Рукавкин, а за ним и Родион с Петром удивленно уставились на Гуляева.
Гуляев пояснил: если бы нукер хотел убить его, он достал бы стрелу и на приличном расстоянии сразил бы. Врагу же надо было убить ханскую дочь ножом. Поднялся бы крик, сбежались бы люди, а рядом с убитой – урус! Вот вам и конец дружбе Нурали с Россией, вот тебе и конец сватовства Каип-хана, и снова в киргиз-кайсацкой степи кровавая усобица.
– Должно быть, Батыр-Салтана не оставило желание быть поднятым на кошме и провозглашенным ханом Малой Орды, – заключил свои рассуждения Яков.
Данила неодобрительно покосился на Гуляева и с укоризной все же выговорил ему:
– Упреждал ведь – оставь ханскую дочь в покое. Видишь, что могло произойти по твоей оплошности? То счастье наше, что рядом волею случая оказался Петр. Вместо свадьбы – битье горшков было бы.
Чучалов, любуясь ханским подарком, смолчал о причине, по которой он там внезапно появился.

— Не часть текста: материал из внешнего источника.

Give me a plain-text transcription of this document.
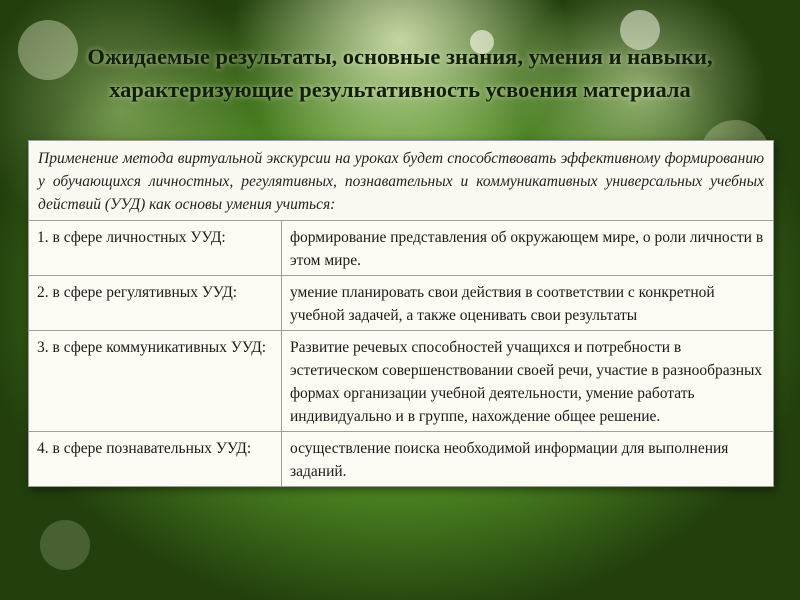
Ожидаемые результаты, основные знания, умения и навыки,
характеризующие результативность усвоения материала
Применение метода виртуальной экскурсии на уроках будет способствовать эффективному формированию у обучающихся личностных, регулятивных, познавательных и коммуникативных универсальных учебных действий (УУД) как основы умения учиться:	
1. в сфере личностных УУД:	формирование представления об окружающем мире, о роли личности в этом мире.
2. в сфере регулятивных УУД:	умение планировать свои действия в соответствии с конкретной учебной задачей, а также оценивать свои результаты
3. в сфере коммуникативных УУД:	Развитие речевых способностей учащихся и потребности в эстетическом совершенствовании своей речи, участие в разнообразных формах организации учебной деятельности, умение работать индивидуально и в группе, нахождение общее решение.
4. в сфере познавательных УУД:	осуществление поиска необходимой информации для выполнения заданий.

Яков Гуляев выслушал укор караванного старшины, согласился:
– Твоя правда, Данила. Хитрый враг действует нам во вред, хитрый и осторожный. Но кто он, нам покуда неведомо. Потому и подобает пребывать в величайшей осторожности и многотерпении.

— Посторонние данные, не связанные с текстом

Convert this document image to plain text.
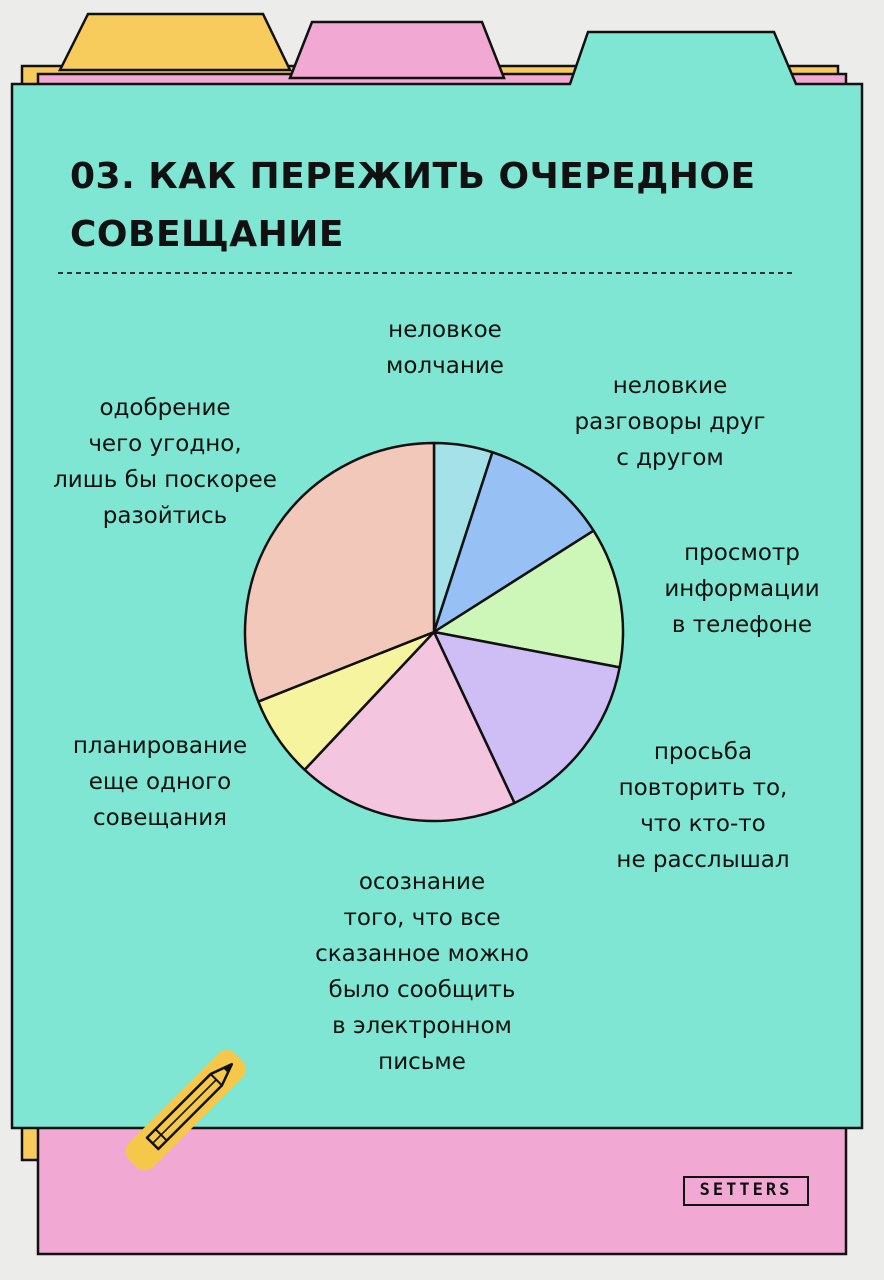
03. КАК ПЕРЕЖИТЬ ОЧЕРЕДНОЕ
СОВЕЩАНИЕ
неловкое
молчание
неловкие
разговоры друг
с другом
просмотр
информации
в телефоне
просьба
повторить то,
что кто-то
не расслышал
осознание
того, что все
сказанное можно
было сообщить
в электронном
письме
планирование
еще одного
совещания
одобрение
чего угодно,
лишь бы поскорее
разойтись
SETTERS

Той же ночью становище облетела еще одна тревожная весть – из хивинского посольства исчез высокий длинношеий погонщик верблюдов. Опрошенные табунщики сообщили, что видели одинокого всадника, который с поводным конем у седла скакал на восток, к кочевьям Батыр-Салтана. На шапке у него были перья филина – знак срочного гонца – потому никто и не посмел остановить того всадника.

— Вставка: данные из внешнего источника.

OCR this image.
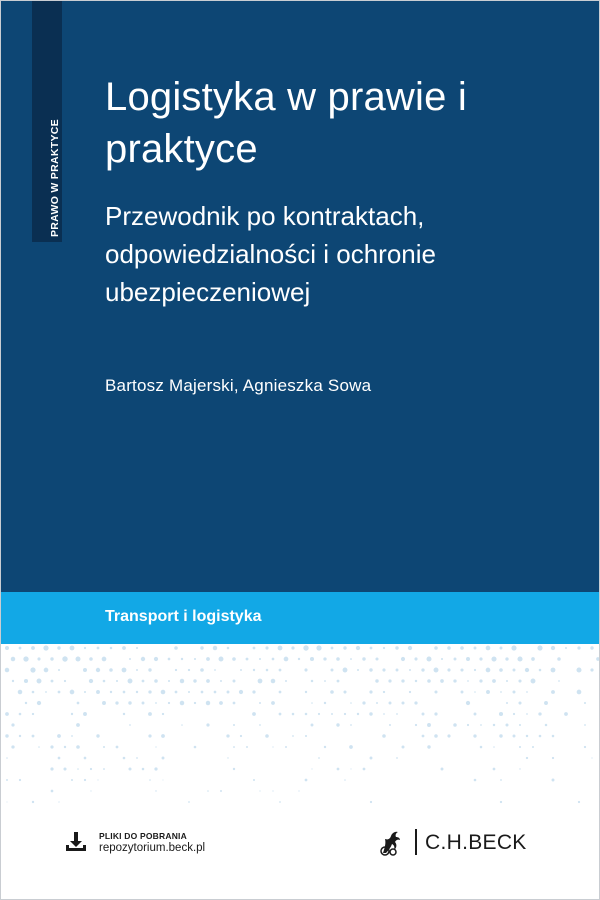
PRAWO W PRAKTYCE
Logistyka w prawie i praktyce
Przewodnik po kontraktach, odpowiedzialności i ochronie ubezpieczeniowej
Bartosz Majerski, Agnieszka Sowa
Transport i logistyka
PLIKI DO POBRANIA
repozytorium.beck.pl	C.H.BECK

Гнаться за беглецом было уже поздно.
А через несколько дней к Большой Юрте начали съезжаться киргиз-кайсаки, назначенные в посольство к Каип-хану. Главным среди них согласился быть Мурзатай, родной дядя хана Нурали. С ним собрались в далекий и нелегкий путь Мусульман-Бий, Кайсар-Батыр, тот, что встречал караван на подходе к Эмбе, Ульджа, Турмамбет и другие, все знатные и почтенные люди. От купечества изъявил желание сопровождать караван и посольство давний знакомец Рукавкина Малыбай. Начались сборы, неспешные, основательно продуманные.
А зима докатилась наконец и до этих бескрайних, затаившихся перед первым снегом степей.
В первых числах декабря караван оставил берега реки Эмбы и углубился в ковыльные степи. Через два дня степи стали пестреть сначала небольшими, а затем обширными солончаками, потом перешли в сплошную равнину, покрытую редким разнотравьем вперемешку с неприхотливой полынью и кустиками верблюжьей колючки – верными приметами совсем близких голодных пустынь. Твердый грунт постепенно начал меняться, и уже маленькие бугорки песка указывали, в какую сторону чаще всего дуют здесь ничем не сдерживаемые ветры.